40 days without social media

Yes it’s been my job for over six years, which is perhaps why it feels even more significant to have given up social media for lent. Some work-related bits I will need to crack on with, but for 40 days I’m closing the door on personal Facebook, Twitter and Instagram.

Five days in, it feels good. Some things I have noted:

Craving. I have never taken drugs, the most addictive things I consume are probably coffee, sugar and Coca-Cola, but the way I found myself reaching for my phone to check Facebook felt compulsive for sure. It was so habitual. The first day I found myself with phone in hand a couple of times, the next less so, and now the inclination is gone. But boy was it there in the beginning.

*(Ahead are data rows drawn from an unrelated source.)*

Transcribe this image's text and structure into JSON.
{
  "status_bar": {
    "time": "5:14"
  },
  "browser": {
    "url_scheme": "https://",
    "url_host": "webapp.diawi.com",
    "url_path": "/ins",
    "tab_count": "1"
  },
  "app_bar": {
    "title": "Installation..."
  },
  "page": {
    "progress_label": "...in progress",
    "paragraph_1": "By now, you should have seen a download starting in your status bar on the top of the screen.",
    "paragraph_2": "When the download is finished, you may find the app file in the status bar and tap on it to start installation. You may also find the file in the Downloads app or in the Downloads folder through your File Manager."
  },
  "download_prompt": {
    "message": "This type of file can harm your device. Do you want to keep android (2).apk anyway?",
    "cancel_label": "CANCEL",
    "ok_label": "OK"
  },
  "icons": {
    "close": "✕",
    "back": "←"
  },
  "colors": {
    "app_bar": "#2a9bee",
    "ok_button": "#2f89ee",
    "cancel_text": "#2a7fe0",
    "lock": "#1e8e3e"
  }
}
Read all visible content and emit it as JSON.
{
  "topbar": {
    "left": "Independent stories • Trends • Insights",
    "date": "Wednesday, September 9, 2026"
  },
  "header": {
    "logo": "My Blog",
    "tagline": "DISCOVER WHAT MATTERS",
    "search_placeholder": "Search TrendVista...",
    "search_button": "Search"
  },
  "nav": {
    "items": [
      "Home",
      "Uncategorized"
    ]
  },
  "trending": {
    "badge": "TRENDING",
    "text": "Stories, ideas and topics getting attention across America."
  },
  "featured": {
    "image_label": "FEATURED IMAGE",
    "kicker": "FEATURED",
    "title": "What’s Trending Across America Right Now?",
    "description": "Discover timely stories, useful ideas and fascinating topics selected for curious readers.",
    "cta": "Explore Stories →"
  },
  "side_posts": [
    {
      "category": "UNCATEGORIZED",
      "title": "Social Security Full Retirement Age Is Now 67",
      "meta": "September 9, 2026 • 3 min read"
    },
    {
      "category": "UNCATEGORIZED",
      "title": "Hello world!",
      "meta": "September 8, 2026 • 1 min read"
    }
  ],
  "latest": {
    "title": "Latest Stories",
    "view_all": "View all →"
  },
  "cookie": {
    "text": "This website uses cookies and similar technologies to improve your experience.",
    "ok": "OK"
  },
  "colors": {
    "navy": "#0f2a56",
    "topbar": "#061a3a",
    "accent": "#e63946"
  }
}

World news comes to me over social media. Twitter has become my way to find out about things happening worldwide as they unfold, which I like. I do get some email alerts but aside from those I now need to log on to news sites to proactively get news. Or God forbid, buy a newspaper. I miss this, but perhaps no news makes for better news.

Thought-sharing, including others in the random things that pop into my mind, also happens on Twitter and on Instagram. Mostly my aim is to share the things that make me smile or feel hope or wonder, with the hope to spread it. A brazen sticker on a lamp post, a chocolate smile in a slice of marble cake, general musing or something alliterative – sharing such things as they happened with no one in particular but everyone, was a bit of a hobby. It made me feel connected. Do I need to do it? Do my arrows reach any targets and leave them better off? If I were to journal these things and note them privately, would anything be lost? Is what the world needs from me most random musing?

Connection. This is probably the key one. With a smartphone in hand one is never truly alone. Even at 3am, the world is a slide away, lighting up the dark and the quiet. Something I noticed the first day of not being ‘on’ social media was that I paid more attention to the clouds. I am so used to walking looking down it’s no wonder I have neck ache most of the time. It is a strange feeling to not have a social world at my fingertips. Now, sitting drinking coffee it’s just me, the coffee and the real world. Something about that feels quiet, and slower, and good.

I think it’s too soon to note any other differences, but I suspect my levels of content and peace of higher and will continue to be over the course of this month.

A happy experiment, thank you Easter.